The one-upper is totally right. It’s all about perspective.
When I pull into the driveway after work, Greta will suddenly burst through the front door and come running up to meet me before I’ve even opened the trunk to get my gym bag. If I’m lucky, she gives me that great hug that my cousin Sean so perfectly described to me a few years ago.
If Greta closed the door behind her, Gus and Tilly are usually standing at the door like zombies from The Walking Dead clawing at the window and making weird groan noises. If Greta left the door open, Gus usually stumbles out because Tilly is pushing him from behind as he’s trying to negotiate that first step out of the threshold.
Once I get two steps inside the house, I ditch whatever bags I’m carrying and start emptying phones, receipts, keys (rarely cash) from my pockets. Greta strolls closely alongside me, which is nice because Gus and Tilly usually grapple like Hulk Hogan and the Iron Sheik for dibs on getting picked up.
My arms full with Gus and Tilly, Greta dominates the conversation (she currently has a monopoly on speaking in full sentences) with topics like: Gus scratched me in the eye; Tilly smashed a doll over Gus’ head; Mommy won’t give me an ice cream, can I have one?; did you hang up the Hello Kitty picture I colored for you at your office today?; Sam took me to the library today and we saw a turkey in the road, etc. In other words, she genuinely wants to share events from her day with me without my asking.
Somewhere along the way, THE WIFE and I exchange glances, hellos, and maybe a kiss. I express to the kiddos how I need to change out of my clothes. When I try to put Gus or Tilly down, they start weeping like their mother during an episode of Parenthood or sentimental videos on Youtube. I wilt almost immediately and just carry them upstairs with me to my bedroom. All the while, Greta marches dutifully next to me going on about the chicks that hatched in her classroom or asking me if she can wear her pajamas during dinner.
By the time I’ve stripped down out of the monkey suit, Gus or Tilly is usually prying an electrical socket out of the wall (I’m very much over this phenomenon and can’t wait for this to become uninteresting) and I’m jumping into preemptive hazard removal mode.
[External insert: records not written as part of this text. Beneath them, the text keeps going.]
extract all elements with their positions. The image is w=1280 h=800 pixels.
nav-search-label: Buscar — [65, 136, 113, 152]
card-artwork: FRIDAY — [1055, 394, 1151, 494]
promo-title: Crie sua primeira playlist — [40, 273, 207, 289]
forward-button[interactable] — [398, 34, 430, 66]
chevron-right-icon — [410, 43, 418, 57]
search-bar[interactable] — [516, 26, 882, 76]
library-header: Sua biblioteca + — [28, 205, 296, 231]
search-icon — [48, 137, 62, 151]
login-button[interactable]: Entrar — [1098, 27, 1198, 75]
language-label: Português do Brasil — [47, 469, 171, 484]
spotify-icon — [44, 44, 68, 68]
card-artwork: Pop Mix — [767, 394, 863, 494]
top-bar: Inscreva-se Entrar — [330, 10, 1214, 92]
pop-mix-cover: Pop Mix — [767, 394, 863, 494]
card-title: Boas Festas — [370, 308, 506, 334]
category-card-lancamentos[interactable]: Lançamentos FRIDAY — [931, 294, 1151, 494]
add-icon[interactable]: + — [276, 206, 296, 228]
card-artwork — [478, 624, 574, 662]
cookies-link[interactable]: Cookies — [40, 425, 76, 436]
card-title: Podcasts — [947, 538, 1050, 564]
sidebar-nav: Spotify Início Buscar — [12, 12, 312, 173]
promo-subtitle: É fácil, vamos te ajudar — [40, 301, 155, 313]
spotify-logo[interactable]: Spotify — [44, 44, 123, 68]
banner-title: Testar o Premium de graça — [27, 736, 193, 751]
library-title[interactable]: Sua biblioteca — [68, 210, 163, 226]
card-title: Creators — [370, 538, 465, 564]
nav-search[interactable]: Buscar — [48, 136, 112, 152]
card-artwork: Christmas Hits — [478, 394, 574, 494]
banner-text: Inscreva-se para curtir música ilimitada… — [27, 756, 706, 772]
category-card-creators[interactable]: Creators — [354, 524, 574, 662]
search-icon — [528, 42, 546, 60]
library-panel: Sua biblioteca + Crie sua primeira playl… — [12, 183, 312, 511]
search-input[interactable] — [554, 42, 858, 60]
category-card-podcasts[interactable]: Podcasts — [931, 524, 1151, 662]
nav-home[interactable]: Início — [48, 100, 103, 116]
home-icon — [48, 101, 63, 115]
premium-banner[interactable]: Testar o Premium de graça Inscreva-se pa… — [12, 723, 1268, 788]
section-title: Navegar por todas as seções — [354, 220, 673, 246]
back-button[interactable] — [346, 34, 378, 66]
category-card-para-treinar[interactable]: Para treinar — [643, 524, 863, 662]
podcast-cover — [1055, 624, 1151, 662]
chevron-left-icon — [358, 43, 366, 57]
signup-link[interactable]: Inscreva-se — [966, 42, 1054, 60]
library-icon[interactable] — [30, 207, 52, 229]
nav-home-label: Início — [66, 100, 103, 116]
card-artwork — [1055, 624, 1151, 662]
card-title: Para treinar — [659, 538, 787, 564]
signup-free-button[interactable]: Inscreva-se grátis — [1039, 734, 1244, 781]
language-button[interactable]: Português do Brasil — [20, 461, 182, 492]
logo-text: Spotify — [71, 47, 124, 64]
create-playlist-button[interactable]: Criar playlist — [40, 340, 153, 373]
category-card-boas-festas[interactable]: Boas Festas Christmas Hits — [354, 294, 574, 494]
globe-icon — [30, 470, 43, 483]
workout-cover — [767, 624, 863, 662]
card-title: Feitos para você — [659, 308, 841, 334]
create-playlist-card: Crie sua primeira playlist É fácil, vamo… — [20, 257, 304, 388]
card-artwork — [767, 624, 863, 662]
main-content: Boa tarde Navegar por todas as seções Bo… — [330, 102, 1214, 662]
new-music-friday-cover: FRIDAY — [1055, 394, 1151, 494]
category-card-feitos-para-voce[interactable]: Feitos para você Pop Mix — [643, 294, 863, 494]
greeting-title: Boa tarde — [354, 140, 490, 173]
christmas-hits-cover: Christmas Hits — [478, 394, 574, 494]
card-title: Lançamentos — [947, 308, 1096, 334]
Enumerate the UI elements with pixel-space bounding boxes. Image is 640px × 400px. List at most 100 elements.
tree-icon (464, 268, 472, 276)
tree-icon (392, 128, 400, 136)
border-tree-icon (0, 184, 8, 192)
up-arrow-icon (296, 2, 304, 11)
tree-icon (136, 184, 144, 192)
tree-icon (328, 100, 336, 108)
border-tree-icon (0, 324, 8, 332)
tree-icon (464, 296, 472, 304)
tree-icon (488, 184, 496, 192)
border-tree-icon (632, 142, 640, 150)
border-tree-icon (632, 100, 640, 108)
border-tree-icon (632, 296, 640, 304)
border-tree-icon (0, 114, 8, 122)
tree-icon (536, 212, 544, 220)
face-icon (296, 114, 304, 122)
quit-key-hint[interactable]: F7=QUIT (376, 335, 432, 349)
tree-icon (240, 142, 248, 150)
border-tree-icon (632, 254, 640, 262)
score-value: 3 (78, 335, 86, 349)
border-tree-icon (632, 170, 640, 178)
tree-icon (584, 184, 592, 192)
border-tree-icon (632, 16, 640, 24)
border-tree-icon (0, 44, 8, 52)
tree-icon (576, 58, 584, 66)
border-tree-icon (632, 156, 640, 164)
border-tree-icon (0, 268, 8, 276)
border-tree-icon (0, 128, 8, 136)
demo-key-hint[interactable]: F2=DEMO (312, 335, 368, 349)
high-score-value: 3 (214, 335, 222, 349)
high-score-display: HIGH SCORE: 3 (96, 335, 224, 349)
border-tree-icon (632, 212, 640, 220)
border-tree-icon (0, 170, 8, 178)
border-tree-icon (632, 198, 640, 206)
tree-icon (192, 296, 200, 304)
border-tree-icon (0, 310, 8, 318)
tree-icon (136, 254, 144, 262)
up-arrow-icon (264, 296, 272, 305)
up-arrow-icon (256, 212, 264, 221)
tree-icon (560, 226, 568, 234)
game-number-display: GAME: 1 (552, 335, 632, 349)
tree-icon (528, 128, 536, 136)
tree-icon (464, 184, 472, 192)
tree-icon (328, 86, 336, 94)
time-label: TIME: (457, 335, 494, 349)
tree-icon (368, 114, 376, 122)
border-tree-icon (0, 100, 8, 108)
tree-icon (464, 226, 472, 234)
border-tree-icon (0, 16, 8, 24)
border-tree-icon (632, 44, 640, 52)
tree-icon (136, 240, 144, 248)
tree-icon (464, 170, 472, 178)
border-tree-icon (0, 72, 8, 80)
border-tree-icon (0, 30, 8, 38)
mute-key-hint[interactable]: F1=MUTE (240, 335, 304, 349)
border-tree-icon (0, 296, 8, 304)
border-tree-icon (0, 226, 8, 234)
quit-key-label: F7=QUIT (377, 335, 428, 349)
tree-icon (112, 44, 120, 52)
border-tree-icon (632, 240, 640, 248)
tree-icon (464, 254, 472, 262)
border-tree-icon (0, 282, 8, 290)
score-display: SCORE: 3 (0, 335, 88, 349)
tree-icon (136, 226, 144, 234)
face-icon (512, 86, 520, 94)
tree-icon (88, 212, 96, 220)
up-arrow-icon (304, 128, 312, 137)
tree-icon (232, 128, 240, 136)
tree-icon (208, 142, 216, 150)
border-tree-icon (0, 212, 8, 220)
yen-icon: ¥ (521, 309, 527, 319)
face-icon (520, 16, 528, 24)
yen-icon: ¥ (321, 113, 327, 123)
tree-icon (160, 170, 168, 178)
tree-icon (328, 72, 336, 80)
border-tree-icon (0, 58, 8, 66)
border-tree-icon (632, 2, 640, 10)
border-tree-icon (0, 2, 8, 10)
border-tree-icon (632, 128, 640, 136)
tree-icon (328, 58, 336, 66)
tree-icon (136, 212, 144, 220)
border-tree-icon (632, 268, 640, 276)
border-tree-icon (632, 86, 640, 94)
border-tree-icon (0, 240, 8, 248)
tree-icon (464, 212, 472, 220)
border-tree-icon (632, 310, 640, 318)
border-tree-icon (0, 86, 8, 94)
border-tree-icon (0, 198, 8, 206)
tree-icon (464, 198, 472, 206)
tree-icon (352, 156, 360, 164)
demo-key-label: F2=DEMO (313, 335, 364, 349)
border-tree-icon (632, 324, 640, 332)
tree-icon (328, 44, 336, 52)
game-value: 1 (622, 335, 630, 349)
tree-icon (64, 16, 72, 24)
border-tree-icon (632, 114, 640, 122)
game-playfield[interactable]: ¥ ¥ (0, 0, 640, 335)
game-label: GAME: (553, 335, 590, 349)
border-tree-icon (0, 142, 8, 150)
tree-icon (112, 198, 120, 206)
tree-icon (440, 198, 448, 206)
Still, I remind myself – the kids just want to be near me – how lucky are you!?
Tonight, I actually took a dump while all three of the kids circled around me in the bathroom. Tilly even sat on my lap while Gus pointed at my penis saying “Pee pee.” I can say with absolute certainty that there are zero other people in the entire universe who want to be anywhere closer than 100 feet from me while I sit on the bowl. Inevitably, mayhem ensues when the cabinets and drawers open. A hair dryer’s electrical cord almost always ends up around someone’s neck and I’m suddenly shuffling with undies around my ankles over to rescue the victim.
Moving on, we somehow make it eventually to dinner, which is a whole situation unto itself. The probability of having all three kids actually placing food into their mouths with nothing flying in the air and not having a meltdown is as frequent as an eclipse. Chances are, someone is on a hunger strike or lobbying to eat Goldfish or yelling at the top of their lungs or spontaneously taking off their pants or all of the above.
With uncanny timing, THE WIFE (totally oblivious to the sensory overload enveloping me) usually picks this moment as the appropriate time to ask questions of varying import. Have I finalized a decision on a religious institution yet where Greta can go to Sunday school? Do I know where the obscure component to an item in the house that hasn’t been used in two years is located? Have I booked a hotel room yet for a wedding taking place in 2014?
All of this is simultaneously wonderful and awful and heartwarming and taxing and madness in the moment. But by the time the kids are finally fed, bathed, and sleeping in their beds, the chaos that was only an hour or so ago becomes mostly all good in retrospect.
Before another month goes by when I am ready to post my next blog, I want to take this moment to record a couple of my mental snapshots that could vanish without any notice.
I love the way that all of my little crazies sleep in their beds. Greta sleeps diagonally with a lucky stuffed animal in a choke hold beside her. G-man sleeps face down and butt up with everything tossed outside of his crib. Tills sleeps likes she is in zero gravity, moving around constantly and flipping out if a binky becomes misplaced, all while she has somehow unzipped her sleep sack.
And some random ones for the road. Tilly’s guilty run of glee after she’s been caught in the act of doing something she’s not supposed to. Gus’ proud celebration after he pees in the potty. Greta’s colored pictures on my pillow that I find before going to bed.